2 - Equipamento de inspeção não invasiva por raios X, de bagagens.

2.1 - O equipamento de raios X deve ter capacidade de gerar e processar, separadamente, imagens dos conteúdos das bagagens inspecionadas, permitindo visualizar e destacar metais, materiais orgânicos, inclusive com características de explosivos, e inorgânicos, em cores diferenciadas.

O equipamento deve ser composto por um conjunto de esteira transportadora, unidade geradora e sensores de raios X, monitor(es) para visualização de imagens, unidade de processamento, teclado de operação, ferramentas de processamento de imagens funcionalidades operacionais, no-break, e demais equipamentos e dispositivos auxiliares.
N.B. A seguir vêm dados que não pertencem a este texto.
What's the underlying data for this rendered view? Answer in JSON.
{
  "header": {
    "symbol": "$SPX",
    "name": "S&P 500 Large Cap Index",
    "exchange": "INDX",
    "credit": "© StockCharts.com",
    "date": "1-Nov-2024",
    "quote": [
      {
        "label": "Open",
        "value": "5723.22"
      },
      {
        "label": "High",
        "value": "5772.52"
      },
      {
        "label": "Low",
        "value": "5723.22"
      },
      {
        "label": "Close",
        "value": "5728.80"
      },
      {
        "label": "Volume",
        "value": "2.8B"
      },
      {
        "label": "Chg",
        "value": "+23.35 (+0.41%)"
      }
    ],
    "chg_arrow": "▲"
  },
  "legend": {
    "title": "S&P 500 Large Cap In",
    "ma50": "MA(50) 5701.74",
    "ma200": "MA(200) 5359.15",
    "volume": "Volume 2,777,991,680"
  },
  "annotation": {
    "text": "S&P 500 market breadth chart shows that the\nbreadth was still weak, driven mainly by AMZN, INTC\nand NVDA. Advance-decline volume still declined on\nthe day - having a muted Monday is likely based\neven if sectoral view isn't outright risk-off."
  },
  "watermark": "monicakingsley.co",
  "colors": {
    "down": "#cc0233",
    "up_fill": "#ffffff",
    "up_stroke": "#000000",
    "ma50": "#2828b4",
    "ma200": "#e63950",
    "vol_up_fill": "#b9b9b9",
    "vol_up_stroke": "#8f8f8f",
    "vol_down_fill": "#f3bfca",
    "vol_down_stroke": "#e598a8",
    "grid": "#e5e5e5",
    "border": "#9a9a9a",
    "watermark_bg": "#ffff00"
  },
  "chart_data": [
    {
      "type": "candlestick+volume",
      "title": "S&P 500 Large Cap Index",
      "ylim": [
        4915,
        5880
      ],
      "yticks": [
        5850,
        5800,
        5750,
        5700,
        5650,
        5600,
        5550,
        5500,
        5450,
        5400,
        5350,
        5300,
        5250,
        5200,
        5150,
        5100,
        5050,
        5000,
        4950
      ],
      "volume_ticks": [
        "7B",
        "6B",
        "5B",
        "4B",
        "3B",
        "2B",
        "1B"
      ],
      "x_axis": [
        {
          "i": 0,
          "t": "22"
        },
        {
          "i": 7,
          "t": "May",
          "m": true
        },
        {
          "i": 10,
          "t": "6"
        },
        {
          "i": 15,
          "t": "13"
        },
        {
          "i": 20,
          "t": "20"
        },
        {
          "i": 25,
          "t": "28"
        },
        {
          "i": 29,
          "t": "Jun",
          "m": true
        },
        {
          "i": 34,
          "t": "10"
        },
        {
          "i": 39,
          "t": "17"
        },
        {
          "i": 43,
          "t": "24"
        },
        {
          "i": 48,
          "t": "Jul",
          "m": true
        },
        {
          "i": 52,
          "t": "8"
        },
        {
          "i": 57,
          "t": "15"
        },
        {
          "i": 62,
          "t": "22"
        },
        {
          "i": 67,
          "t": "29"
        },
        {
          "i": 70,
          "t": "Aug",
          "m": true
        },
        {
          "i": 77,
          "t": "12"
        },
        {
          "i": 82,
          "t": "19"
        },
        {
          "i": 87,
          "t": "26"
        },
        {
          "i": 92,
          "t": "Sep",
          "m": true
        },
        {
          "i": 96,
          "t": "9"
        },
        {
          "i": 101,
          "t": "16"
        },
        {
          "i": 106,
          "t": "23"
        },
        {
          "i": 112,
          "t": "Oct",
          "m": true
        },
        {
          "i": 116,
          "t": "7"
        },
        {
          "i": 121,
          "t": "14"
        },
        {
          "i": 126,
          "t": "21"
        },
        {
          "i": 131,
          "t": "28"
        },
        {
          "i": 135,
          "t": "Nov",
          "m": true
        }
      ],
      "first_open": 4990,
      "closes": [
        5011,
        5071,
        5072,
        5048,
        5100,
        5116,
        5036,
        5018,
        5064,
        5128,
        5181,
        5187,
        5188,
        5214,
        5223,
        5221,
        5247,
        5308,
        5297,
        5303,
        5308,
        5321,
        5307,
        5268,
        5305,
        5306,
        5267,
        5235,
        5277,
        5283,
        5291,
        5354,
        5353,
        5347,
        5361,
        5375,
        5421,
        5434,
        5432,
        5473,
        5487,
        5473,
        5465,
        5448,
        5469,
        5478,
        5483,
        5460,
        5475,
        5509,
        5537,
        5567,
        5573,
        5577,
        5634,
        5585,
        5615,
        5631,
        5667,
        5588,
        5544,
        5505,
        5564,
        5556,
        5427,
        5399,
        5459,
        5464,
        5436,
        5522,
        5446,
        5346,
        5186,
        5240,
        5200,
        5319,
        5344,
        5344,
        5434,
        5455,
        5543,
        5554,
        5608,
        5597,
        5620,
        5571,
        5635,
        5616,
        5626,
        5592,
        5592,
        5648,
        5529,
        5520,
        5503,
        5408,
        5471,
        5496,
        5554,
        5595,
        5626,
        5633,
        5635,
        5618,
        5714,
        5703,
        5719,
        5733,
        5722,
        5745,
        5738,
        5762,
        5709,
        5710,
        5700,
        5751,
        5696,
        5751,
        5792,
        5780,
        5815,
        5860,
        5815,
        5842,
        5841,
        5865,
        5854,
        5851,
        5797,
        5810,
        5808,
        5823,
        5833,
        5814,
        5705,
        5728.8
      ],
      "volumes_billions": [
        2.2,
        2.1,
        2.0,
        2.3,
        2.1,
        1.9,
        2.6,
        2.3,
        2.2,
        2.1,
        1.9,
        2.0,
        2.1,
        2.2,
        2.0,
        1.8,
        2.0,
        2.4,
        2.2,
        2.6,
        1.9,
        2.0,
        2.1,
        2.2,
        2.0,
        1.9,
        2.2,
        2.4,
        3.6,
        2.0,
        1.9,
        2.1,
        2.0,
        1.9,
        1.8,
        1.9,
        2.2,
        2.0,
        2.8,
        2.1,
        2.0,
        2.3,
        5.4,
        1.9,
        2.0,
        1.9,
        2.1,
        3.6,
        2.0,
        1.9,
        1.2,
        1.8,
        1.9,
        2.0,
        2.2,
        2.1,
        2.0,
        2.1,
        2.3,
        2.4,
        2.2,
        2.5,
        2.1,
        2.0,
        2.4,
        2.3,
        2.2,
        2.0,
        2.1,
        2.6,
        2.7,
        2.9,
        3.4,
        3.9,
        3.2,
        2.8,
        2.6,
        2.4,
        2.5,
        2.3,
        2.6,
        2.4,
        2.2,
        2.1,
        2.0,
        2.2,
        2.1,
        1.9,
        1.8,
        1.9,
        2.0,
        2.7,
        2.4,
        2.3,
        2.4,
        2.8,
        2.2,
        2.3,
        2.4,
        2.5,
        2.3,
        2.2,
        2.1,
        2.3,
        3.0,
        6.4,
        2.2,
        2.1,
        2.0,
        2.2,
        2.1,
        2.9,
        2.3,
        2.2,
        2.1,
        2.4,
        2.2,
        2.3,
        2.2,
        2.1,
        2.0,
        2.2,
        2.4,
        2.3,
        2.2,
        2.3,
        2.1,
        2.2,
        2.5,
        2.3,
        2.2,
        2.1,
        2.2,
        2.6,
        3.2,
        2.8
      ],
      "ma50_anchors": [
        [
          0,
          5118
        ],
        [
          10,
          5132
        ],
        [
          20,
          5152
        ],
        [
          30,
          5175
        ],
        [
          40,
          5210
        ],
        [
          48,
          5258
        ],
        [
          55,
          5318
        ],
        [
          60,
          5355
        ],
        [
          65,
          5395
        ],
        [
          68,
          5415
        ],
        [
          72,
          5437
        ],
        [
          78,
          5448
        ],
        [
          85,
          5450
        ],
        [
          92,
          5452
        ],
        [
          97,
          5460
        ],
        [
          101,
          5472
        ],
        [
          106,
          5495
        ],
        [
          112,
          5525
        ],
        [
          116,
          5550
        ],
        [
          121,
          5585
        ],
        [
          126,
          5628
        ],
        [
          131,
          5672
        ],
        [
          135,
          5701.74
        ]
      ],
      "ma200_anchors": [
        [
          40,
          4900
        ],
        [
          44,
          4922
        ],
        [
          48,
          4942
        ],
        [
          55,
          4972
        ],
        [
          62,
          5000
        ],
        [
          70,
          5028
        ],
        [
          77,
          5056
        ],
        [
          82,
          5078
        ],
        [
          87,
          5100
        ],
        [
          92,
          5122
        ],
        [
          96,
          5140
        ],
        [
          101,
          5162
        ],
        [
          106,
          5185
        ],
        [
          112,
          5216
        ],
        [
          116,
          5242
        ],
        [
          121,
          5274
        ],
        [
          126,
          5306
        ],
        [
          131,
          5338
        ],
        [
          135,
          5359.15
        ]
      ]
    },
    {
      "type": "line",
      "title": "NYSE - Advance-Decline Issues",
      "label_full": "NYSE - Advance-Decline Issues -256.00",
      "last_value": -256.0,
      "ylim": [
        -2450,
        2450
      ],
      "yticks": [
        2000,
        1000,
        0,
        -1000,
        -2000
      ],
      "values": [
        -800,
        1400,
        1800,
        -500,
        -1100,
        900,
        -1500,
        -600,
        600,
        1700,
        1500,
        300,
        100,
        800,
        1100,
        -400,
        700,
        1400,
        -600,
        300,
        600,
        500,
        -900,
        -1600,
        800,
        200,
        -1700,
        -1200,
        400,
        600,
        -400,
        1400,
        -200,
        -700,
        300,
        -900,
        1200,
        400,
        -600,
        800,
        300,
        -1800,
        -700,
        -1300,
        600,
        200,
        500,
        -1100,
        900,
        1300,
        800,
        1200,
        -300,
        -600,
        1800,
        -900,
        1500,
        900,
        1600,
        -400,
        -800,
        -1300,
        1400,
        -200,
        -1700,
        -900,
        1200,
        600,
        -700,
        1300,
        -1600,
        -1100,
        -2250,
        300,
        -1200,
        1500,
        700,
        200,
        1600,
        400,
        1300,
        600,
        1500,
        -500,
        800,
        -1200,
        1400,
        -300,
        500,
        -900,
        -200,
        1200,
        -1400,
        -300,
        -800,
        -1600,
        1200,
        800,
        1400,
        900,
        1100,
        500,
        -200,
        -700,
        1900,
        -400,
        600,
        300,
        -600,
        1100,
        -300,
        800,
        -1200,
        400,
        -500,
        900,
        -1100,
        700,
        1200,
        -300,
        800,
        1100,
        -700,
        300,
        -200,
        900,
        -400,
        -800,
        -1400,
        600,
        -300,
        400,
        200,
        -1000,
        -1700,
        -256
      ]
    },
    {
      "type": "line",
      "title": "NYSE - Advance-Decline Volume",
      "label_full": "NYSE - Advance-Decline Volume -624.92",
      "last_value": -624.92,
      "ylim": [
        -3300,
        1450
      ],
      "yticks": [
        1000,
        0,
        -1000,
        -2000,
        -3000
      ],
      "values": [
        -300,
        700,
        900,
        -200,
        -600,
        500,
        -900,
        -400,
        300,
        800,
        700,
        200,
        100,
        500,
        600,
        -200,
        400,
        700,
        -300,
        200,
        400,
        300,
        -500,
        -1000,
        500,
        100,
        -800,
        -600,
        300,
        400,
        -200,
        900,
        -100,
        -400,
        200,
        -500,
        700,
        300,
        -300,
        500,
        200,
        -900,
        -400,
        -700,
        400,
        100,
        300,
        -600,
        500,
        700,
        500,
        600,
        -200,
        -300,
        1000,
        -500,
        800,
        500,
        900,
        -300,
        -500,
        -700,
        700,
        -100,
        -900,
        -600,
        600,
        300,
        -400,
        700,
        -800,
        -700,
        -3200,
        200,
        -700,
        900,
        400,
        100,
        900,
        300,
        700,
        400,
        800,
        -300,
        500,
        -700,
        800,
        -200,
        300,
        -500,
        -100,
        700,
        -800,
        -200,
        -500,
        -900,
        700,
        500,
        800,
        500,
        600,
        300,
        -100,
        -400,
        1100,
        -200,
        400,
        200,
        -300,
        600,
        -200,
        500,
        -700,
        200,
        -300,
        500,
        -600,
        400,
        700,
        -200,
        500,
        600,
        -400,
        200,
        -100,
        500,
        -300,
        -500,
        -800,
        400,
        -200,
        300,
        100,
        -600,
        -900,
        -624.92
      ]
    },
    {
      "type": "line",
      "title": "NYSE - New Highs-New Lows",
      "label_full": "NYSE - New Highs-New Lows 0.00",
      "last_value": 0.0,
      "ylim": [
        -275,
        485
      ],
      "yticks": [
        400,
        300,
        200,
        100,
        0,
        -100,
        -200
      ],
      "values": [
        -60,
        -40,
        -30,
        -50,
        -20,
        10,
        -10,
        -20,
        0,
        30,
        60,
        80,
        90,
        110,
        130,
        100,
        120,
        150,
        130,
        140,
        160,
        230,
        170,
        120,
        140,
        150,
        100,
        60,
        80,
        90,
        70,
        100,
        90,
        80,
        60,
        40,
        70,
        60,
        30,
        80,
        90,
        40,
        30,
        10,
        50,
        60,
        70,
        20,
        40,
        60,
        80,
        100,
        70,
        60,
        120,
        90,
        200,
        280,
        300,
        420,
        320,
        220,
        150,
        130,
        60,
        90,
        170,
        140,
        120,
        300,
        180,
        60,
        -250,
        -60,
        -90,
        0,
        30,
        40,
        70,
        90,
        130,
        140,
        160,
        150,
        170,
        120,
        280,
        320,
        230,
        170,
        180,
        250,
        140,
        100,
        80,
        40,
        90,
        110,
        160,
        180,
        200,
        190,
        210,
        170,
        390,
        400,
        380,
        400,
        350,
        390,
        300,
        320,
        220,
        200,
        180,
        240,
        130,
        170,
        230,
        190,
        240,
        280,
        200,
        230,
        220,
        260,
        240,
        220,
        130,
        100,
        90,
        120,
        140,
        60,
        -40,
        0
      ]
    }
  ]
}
Nesse sentido, o equipamento deve incluir todos e quaisquer acessórios, bem como softwares e licenças de utilização que não foram especificamente requeridos e que sejam necessários para o seu funcionamento nas condições previstas neste termo.

2.2 - Requisitos mínimos obrigatórios

 

2.2.1 - Penetração

O sistema deve ser capaz de prover penetração mínima de 26 mm em aço, mantendo os níveis de radiação fora da área de proteção nos níveis máximos estabelecidos.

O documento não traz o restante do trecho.